その前提としての境界を明らかにするための調査・測量についても合理的な範囲で隣地使用請求権が認められます。

(2)境界標の設置権

ア.境界標の設置権、設置費用

土地所有者は、隣地所有者と共同の費用で境界標を設置することができます。

設置、保存の費用は両者が折半し、測量の費用は相隣地の広さに応じて分担します。

そのため、境界標に設けた境界標、囲障、障壁、溝及び堀は、相隣者の共有に属するものと推定されます。

実際には、境界標を必要とする一方当事者が隣地所有者の承諾を得て単独で設置する例が多いです。

相隣地所有者が他方の承諾を経ずに境界石その他の境界標を設置した場合には、その境界標の設置は、そのこと自体が相隣地所有者の所有権を妨害しているものと認められ、土地所有権に基づく妨害排除請求の対象となります。

それを避けるために、一方の土地所有者が単独で境界標を設置する場合、設置者の所有地内にいわゆる逃げ杭ないし方向杭を設置していることも少なくないようです。

イ.境界標の設置権請求権

隣地所有者に対し、境界線上に杭や鋲などの境界標を設置せよとの請求権があるのでしょうか。

相隣者が1対1の割合の費用を負担して境界線上にコンクリート杭の境界標を設置して、ブロック塀を築造せよとの判例が示されています。

(3)囲障設置権

ア.囲障の設置請求権

所有者の異なる2棟の建物があって、その間に空き地があれば、各建物の所有者は、他の建物所有者と共同の費用で両地の所有権界に塀や垣根などの囲障を設けることができます。

囲障の種類・構造について当事者の協議が調わない時は、高さ2mの板塀又は竹垣類とします。

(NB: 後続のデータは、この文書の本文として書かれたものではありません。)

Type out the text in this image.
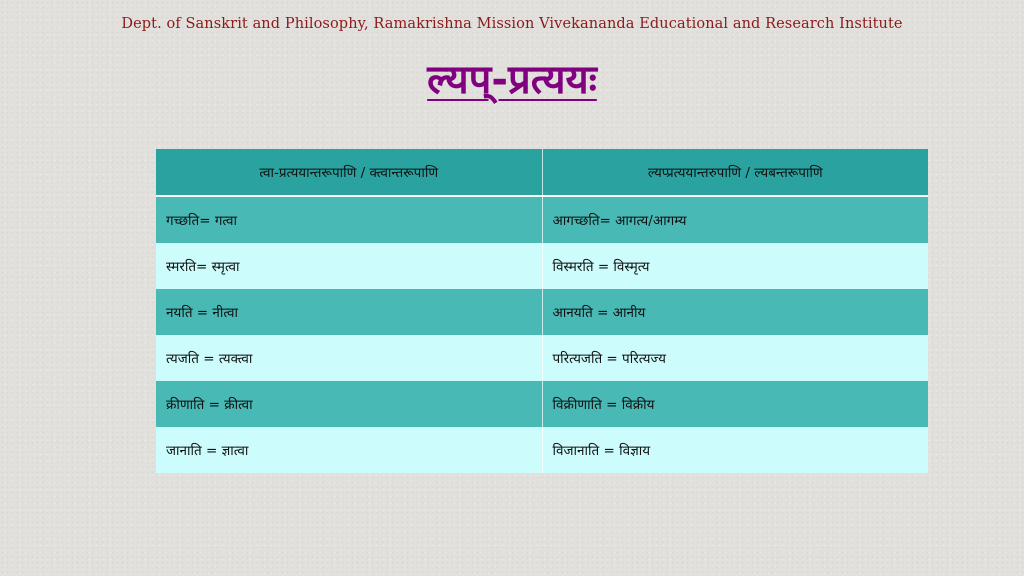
Dept. of Sanskrit and Philosophy, Ramakrishna Mission Vivekananda Educational and Research Institute
ल्यप्-प्रत्ययः
त्वा-प्रत्ययान्तरूपाणि / क्त्वान्तरूपाणि	ल्यप्प्रत्ययान्तरुपाणि / ल्यबन्तरूपाणि
गच्छति= गत्वा	आगच्छति= आगत्य/आगम्य
स्मरति= स्मृत्वा	विस्मरति = विस्मृत्य
नयति = नीत्वा	आनयति = आनीय
त्यजति = त्यक्त्वा	परित्यजति = परित्यज्य
क्रीणाति = क्रीत्वा	विक्रीणाति = विक्रीय
जानाति = ज्ञात्वा	विजानाति = विज्ञाय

設置、保存の費用は折半です。

(4)境界標・囲障等の所有関係

土地所有権の境界線上に設置された境界標・囲障・溝等は相隣地所有者の共有と推定されます。

共有障壁の高さを増そうとする時、一方の土地所有者は相手所有者の同意がなくても、自分の費用と責任において増設でき、増設部分の所有者は増設者に帰属します。

それにより隣人が損害を受けた時は、増設者は賞金の支払い義務を負います。

(5)枝・根の除去

土地所有権の境界線を超えている枝は、竹木の所有者に切らせ、根は自ら切ることができます。

(6)境界付近の工作物の築造

建物は、別段の慣習がある場合を除き、所有権界から50cm以上離さなければなりません。

もっとも、建築着手時から1年経過又は建物完成後は差止めを求めることができず、損害賠償を求め得るのみです。

(7)観望制限

所有権界から1m未満の距離に他人の宅地を見通すことのできる窓、縁側、ベランダを設ける場合には、別段の慣習がある場合を除き、目隠しをつけなければなりません。

プライバシー保護を目的としている規定であるから、工場、倉庫、事務所の敷地等を見通せても、同規定の適用はありません。

(8)① 井戸・用水だめ・下水だめ・肥料だめを掘るには、所有権界から2m以上の距離を保たなくてはなりません。

② 池・穴藏・し尿だめ・肥料だめを掘るには、所有権界から1m以上の距離を保たなくてはなりません。

③ 導水管を埋め又は溝、堀を掘るには、所有権界から1mを超えることを要しないが、所有権界からその深さの2分の1以上の距離を保たなければなりません。

地上権、借地権、永小作権と相隣接する土地の所有権、地上権とがぶつかり合う場合については、所有権界同士のぶつかり合いと同じく、私権(相隣関係)の調整場面であるから、地上権界については、

所有権界についての調整規定が明文で準用されます。